Esse pensamento contorceu suas entranhas. Será que Grimmjow havia capturado uma pessoa?

Ela abriu a porta, com as mãos tremendo. Lobisomens não gostavam de serem interrompidos durante àquela hora. Se Grimmjow estivesse descontrolado, provavelmente iria atacá-la — e o príncipe dos lobisomens tinha muito mais força do que uma simples vampira.

Ela viu alguém deitado na cama, agonizando e gemendo. Com cuidado, ela adentrou o quarto. Silenciosamente, Momo caminhou até à cama. O sangue vinha todo de lá. O cheiro metálico do fluido instigava suas presas — elas já haviam crescido e pressionavam e perfuravam seus lábios.

Quando já estava bem perto, algo brilhou mais do que o sangue que tingia os cobertores brancos de vermelho. Dois olhos azuis. Era o príncipe Grimmjow.

Momo gritou com o susto, mas logo depois se recompôs. Havia muito sangue, de forma que ela teve dificuldade a encontrar a fonte do sangramento.

— Quem fez isso com você, príncipe? — Momo perguntou.

Grimmjow estava quase inconsciente — o brilho dos olhos se apagava; as pálpebras fechando como cortinas quando a peça termina. Ela estava desesperada, mas respirou fundo e focou. Encontrou a fonte do sangramento — o pulso do braço direito.

— Eu — respondeu Grimmjow, em um sussurro. — Desnutrição demorava muito. Eu precisava acabar logo com isso.

O mundo começou a rodar. Sangue vertia dos pulsos de Grimmjow, ensopava suas mãos, os lençóis, pingava no chão em gotas. Momo estava paralisada — tentava conter o impulso de beber aquele líquido doce, nutritivo, viscoso e encorpado. Nunca tomara sangue de lobisomem antes. Talvez, esta fosse a chance de se vingar de todo o sofrimento que aquela espécie a causara.

Momo abriu a boca, as presas perigosamente posicionadas.

E a fechou logo depois.

Urahara Kisuke e Shihouin Yoruichi chegaram, correndo.

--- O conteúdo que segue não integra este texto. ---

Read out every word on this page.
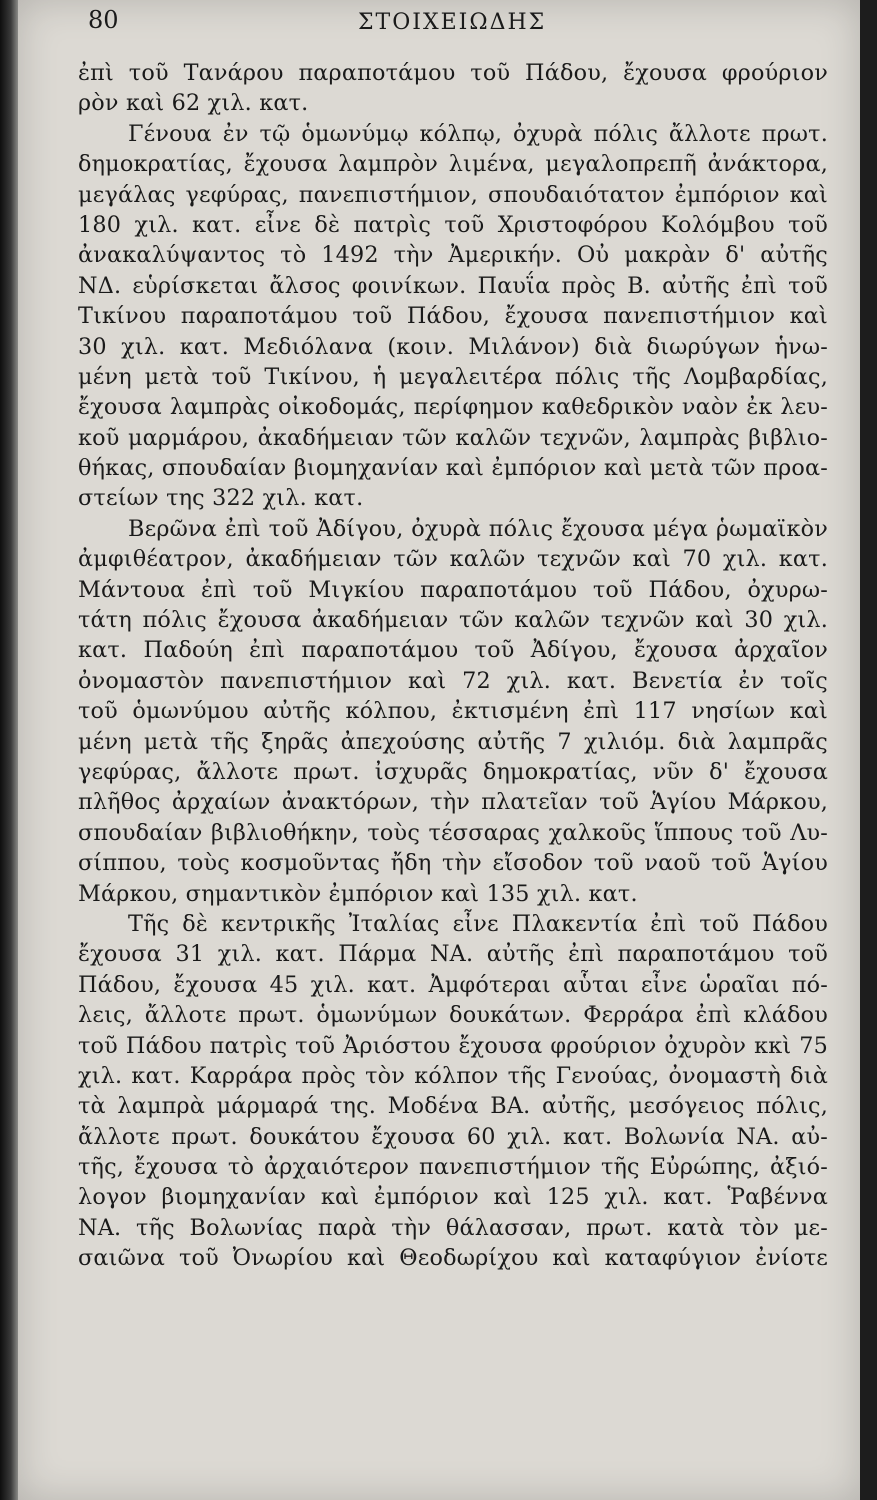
80	ΣΤΟΙΧΕΙΩΔΗΣ
ἐπὶ τοῦ Τανάρου παραποτάμου τοῦ Πάδου, ἔχουσα φρούριον
ρὸν καὶ 62 χιλ. κατ.
Γένουα ἐν τῷ ὁμωνύμῳ κόλπῳ, ὀχυρὰ πόλις ἄλλοτε πρωτ.
δημοκρατίας, ἔχουσα λαμπρὸν λιμένα, μεγαλοπρεπῆ ἀνάκτορα,
μεγάλας γεφύρας, πανεπιστήμιον, σπουδαιότατον ἐμπόριον καὶ
180 χιλ. κατ. εἶνε δὲ πατρὶς τοῦ Χριστοφόρου Κολόμβου τοῦ
ἀνακαλύψαντος τὸ 1492 τὴν Ἀμερικήν. Οὐ μακρὰν δ' αὐτῆς
ΝΔ. εὑρίσκεται ἄλσος φοινίκων. Παυΐα πρὸς Β. αὐτῆς ἐπὶ τοῦ
Τικίνου παραποτάμου τοῦ Πάδου, ἔχουσα πανεπιστήμιον καὶ
30 χιλ. κατ. Μεδιόλανα (κοιν. Μιλάνον) διὰ διωρύγων ἡνω-
μένη μετὰ τοῦ Τικίνου, ἡ μεγαλειτέρα πόλις τῆς Λομβαρδίας,
ἔχουσα λαμπρὰς οἰκοδομάς, περίφημον καθεδρικὸν ναὸν ἐκ λευ-
κοῦ μαρμάρου, ἀκαδήμειαν τῶν καλῶν τεχνῶν, λαμπρὰς βιβλιο-
θήκας, σπουδαίαν βιομηχανίαν καὶ ἐμπόριον καὶ μετὰ τῶν προα-
στείων της 322 χιλ. κατ.
Βερῶνα ἐπὶ τοῦ Ἀδίγου, ὀχυρὰ πόλις ἔχουσα μέγα ῥωμαϊκὸν
ἀμφιθέατρον, ἀκαδήμειαν τῶν καλῶν τεχνῶν καὶ 70 χιλ. κατ.
Μάντουα ἐπὶ τοῦ Μιγκίου παραποτάμου τοῦ Πάδου, ὀχυρω-
τάτη πόλις ἔχουσα ἀκαδήμειαν τῶν καλῶν τεχνῶν καὶ 30 χιλ.
κατ. Παδούη ἐπὶ παραποτάμου τοῦ Ἀδίγου, ἔχουσα ἀρχαῖον
ὀνομαστὸν πανεπιστήμιον καὶ 72 χιλ. κατ. Βενετία ἐν τοῖς
τοῦ ὁμωνύμου αὐτῆς κόλπου, ἐκτισμένη ἐπὶ 117 νησίων καὶ
μένη μετὰ τῆς ξηρᾶς ἀπεχούσης αὐτῆς 7 χιλιόμ. διὰ λαμπρᾶς
γεφύρας, ἄλλοτε πρωτ. ἰσχυρᾶς δημοκρατίας, νῦν δ' ἔχουσα
πλῆθος ἀρχαίων ἀνακτόρων, τὴν πλατεῖαν τοῦ Ἁγίου Μάρκου,
σπουδαίαν βιβλιοθήκην, τοὺς τέσσαρας χαλκοῦς ἵππους τοῦ Λυ-
σίππου, τοὺς κοσμοῦντας ἤδη τὴν εἴσοδον τοῦ ναοῦ τοῦ Ἁγίου
Μάρκου, σημαντικὸν ἐμπόριον καὶ 135 χιλ. κατ.
Τῆς δὲ κεντρικῆς Ἰταλίας εἶνε Πλακεντία ἐπὶ τοῦ Πάδου
ἔχουσα 31 χιλ. κατ. Πάρμα ΝΑ. αὐτῆς ἐπὶ παραποτάμου τοῦ
Πάδου, ἔχουσα 45 χιλ. κατ. Ἀμφότεραι αὗται εἶνε ὡραῖαι πό-
λεις, ἄλλοτε πρωτ. ὁμωνύμων δουκάτων. Φερράρα ἐπὶ κλάδου
τοῦ Πάδου πατρὶς τοῦ Ἀριόστου ἔχουσα φρούριον ὀχυρὸν κκὶ 75
χιλ. κατ. Καρράρα πρὸς τὸν κόλπον τῆς Γενούας, ὀνομαστὴ διὰ
τὰ λαμπρὰ μάρμαρά της. Μοδένα ΒΑ. αὐτῆς, μεσόγειος πόλις,
ἄλλοτε πρωτ. δουκάτου ἔχουσα 60 χιλ. κατ. Βολωνία ΝΑ. αὐ-
τῆς, ἔχουσα τὸ ἀρχαιότερον πανεπιστήμιον τῆς Εὐρώπης, ἀξιό-
λογον βιομηχανίαν καὶ ἐμπόριον καὶ 125 χιλ. κατ. Ῥαβέννα
ΝΑ. τῆς Βολωνίας παρὰ τὴν θάλασσαν, πρωτ. κατὰ τὸν με-
σαιῶνα τοῦ Ὀνωρίου καὶ Θεοδωρίχου καὶ καταφύγιον ἐνίοτε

Perceberam de imediato do que aquilo se tratava. Kisuke arrancou um pedaço de sua blusa e amarrou forte no pulso de Grimmjow. O tecido ficou ensopado de sangue logo em seguida, então Yoruichi também se empenhou em tentar curá-lo o mais rápido possível.

No entanto, Grimmjow não estava disposto a deixar. Com a pouca força que ainda tinha, tentou afastá-los de si. O braço que não estava cortado golpeou Yoruichi com as garras.

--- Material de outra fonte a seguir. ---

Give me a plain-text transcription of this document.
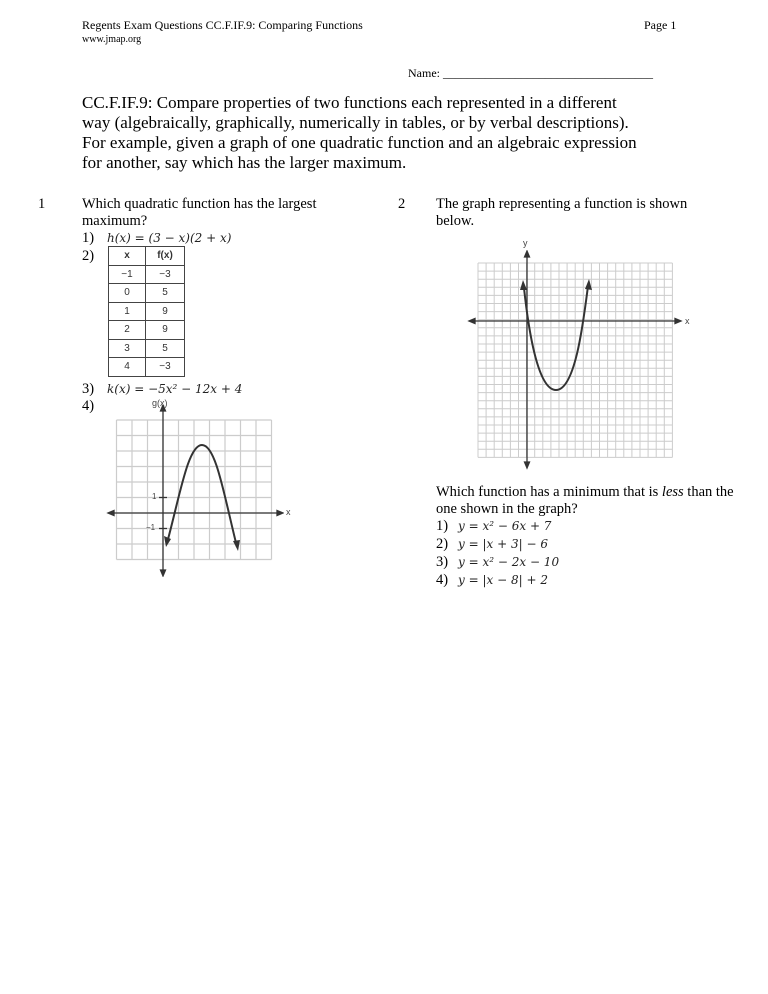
Regents Exam Questions CC.F.IF.9: Comparing Functions
www.jmap.org
Page 1
Name: ___________________________________
CC.F.IF.9: Compare properties of two functions each represented in a different way (algebraically, graphically, numerically in tables, or by verbal descriptions). For example, given a graph of one quadratic function and an algebraic expression for another, say which has the larger maximum.
1	Which quadratic function has the largest maximum?
1) h(x) = (3 − x)(2 + x)
2)	x	f(x)
−1	−3
0	5
1	9
2	9
3	5
4	−3
3) k(x) = −5x² − 12x + 4
4)	g(x)
x
1
−1
2 The graph representing a function is shown below.
y
x
Which function has a minimum that is less than the one shown in the graph?
1) y = x² − 6x + 7
2) y = |x + 3| − 6
3) y = x² − 2x − 10
4) y = |x − 8| + 2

— Não resista! — berrou Yoruichi.

Urahara prendeu o braço de Grimmjow com suas duas mãos — as veias saltando. Ele gemeu e trincou os dentes, lutando.

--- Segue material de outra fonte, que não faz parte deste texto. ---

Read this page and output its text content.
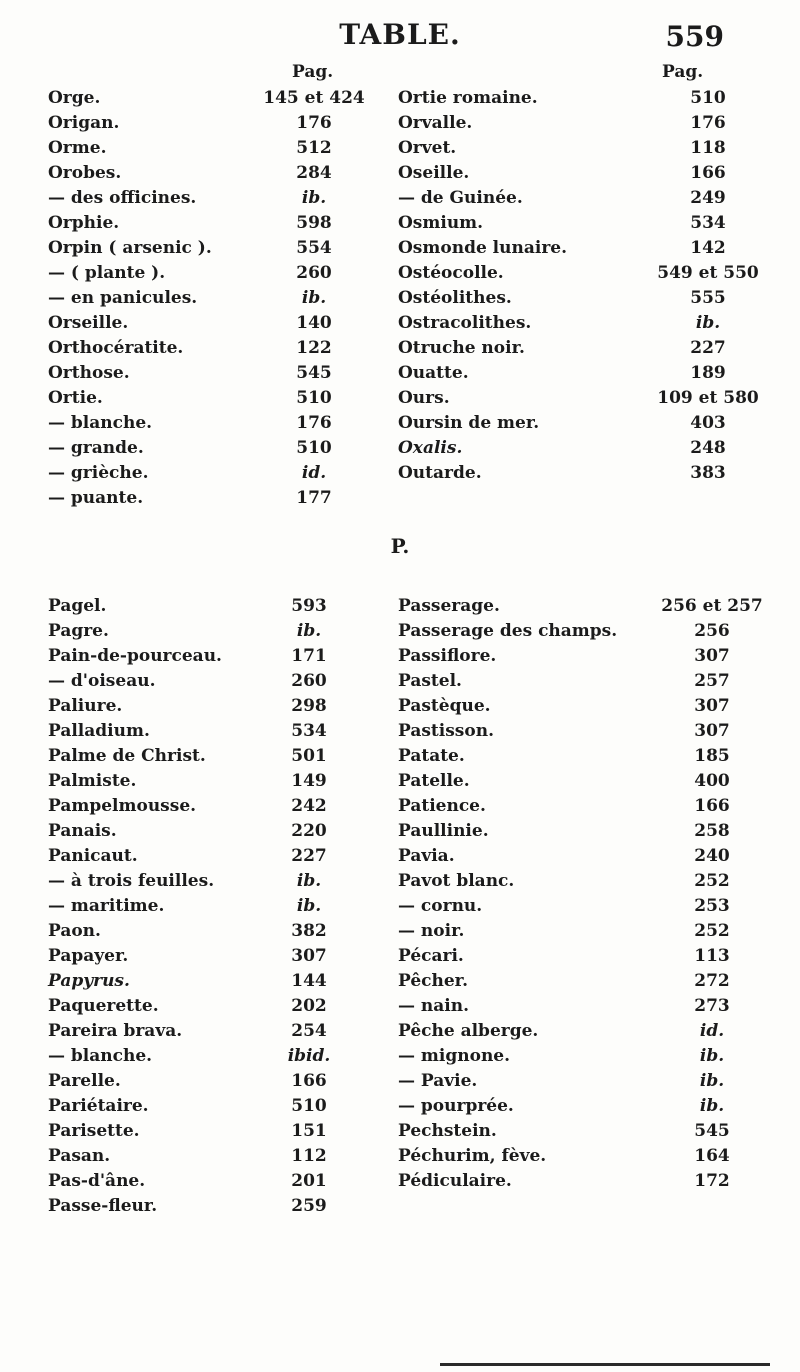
TABLE.	559
Pag.	Pag.
Orge.	145 et 424
Origan.	176
Orme.	512
Orobes.	284
— des officines.	ib.
Orphie.	598
Orpin ( arsenic ).	554
— ( plante ).	260
— en panicules.	ib.
Orseille.	140
Orthocératite.	122
Orthose.	545
Ortie.	510
— blanche.	176
— grande.	510
— grièche.	id.
— puante.	177
Ortie romaine.	510
Orvalle.	176
Orvet.	118
Oseille.	166
— de Guinée.	249
Osmium.	534
Osmonde lunaire.	142
Ostéocolle.	549 et 550
Ostéolithes.	555
Ostracolithes.	ib.
Otruche noir.	227
Ouatte.	189
Ours.	109 et 580
Oursin de mer.	403
Oxalis.	248
Outarde.	383
P.
Pagel.	593
Pagre.	ib.
Pain-de-pourceau.	171
— d'oiseau.	260
Paliure.	298
Palladium.	534
Palme de Christ.	501
Palmiste.	149
Pampelmousse.	242
Panais.	220
Panicaut.	227
— à trois feuilles.	ib.
— maritime.	ib.
Paon.	382
Papayer.	307
Papyrus.	144
Paquerette.	202
Pareira brava.	254
— blanche.	ibid.
Parelle.	166
Pariétaire.	510
Parisette.	151
Pasan.	112
Pas-d'âne.	201
Passe-fleur.	259
Passerage.	256 et 257
Passerage des champs.	256
Passiflore.	307
Pastel.	257
Pastèque.	307
Pastisson.	307
Patate.	185
Patelle.	400
Patience.	166
Paullinie.	258
Pavia.	240
Pavot blanc.	252
— cornu.	253
— noir.	252
Pécari.	113
Pêcher.	272
— nain.	273
Pêche alberge.	id.
— mignone.	ib.
— Pavie.	ib.
— pourprée.	ib.
Pechstein.	545
Péchurim, fève.	164
Pédiculaire.	172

— Me deixe ir para o Inferno! — ganiu.

Momo não podia deixar de compará-lo a um animal ferido, almejando ser sacrificado.

— Você não vai para o Inferno, Grimmjow — disse Yoruichi, tentando fazer com que ele se sentisse bem o suficiente consigo mesmo para lutar por sua vida — ou pelo menos não lutar por sua morte.

— Então como é que vou encontrar meu pai? — ele gemeu, a voz fina e apagada. Depois, finalmente desmaiou.

A inconsciência do homem permitiu que Yoruichi e Urahara contivessem o sangramento. O processo de estabilização de Grimmjow foi lento e deixou os dois exaustos. Os lindos trajes de festa foram estragados pelo sangue — o casal não foi à missa, porém iria jantar no castelo —, assim como os lençóis da cama. Não importava mais o quanto eles lavassem e esfregassem, a mancha seria eterna. Hinamori sabia por experiência própria — já havia lavado muitas roupas assim.

///

Grimmjow fora transferido para um outro quarto. Neliel o acompanhara desde que chegara e soubera da notícia. Chorava muito e apertava forte a mão do príncipe. Fora Yoruichi e o médico que viera ao castelo, ela era a única que parecia se importar.

Toushiro viera conversar com Hinamori — havia até mesmo abraçado-a —, mas depois fora para seu quarto se trocar. Momo continuava no quarto de Grimmjow — o vermelho parecia indecente no lençol.

Olhou para uma poça de sangue, logo depois para a porta. Sentia tanta vergonha de si mesma pelo que iria fazer.

Hinamori trancou a porta, logo depois foi até a poça de sangue e se ajoelhou. Suspirou — suas presas cresceram. Ela se abaixou e encostou a boca no chão sangrento, lambendo o líquido.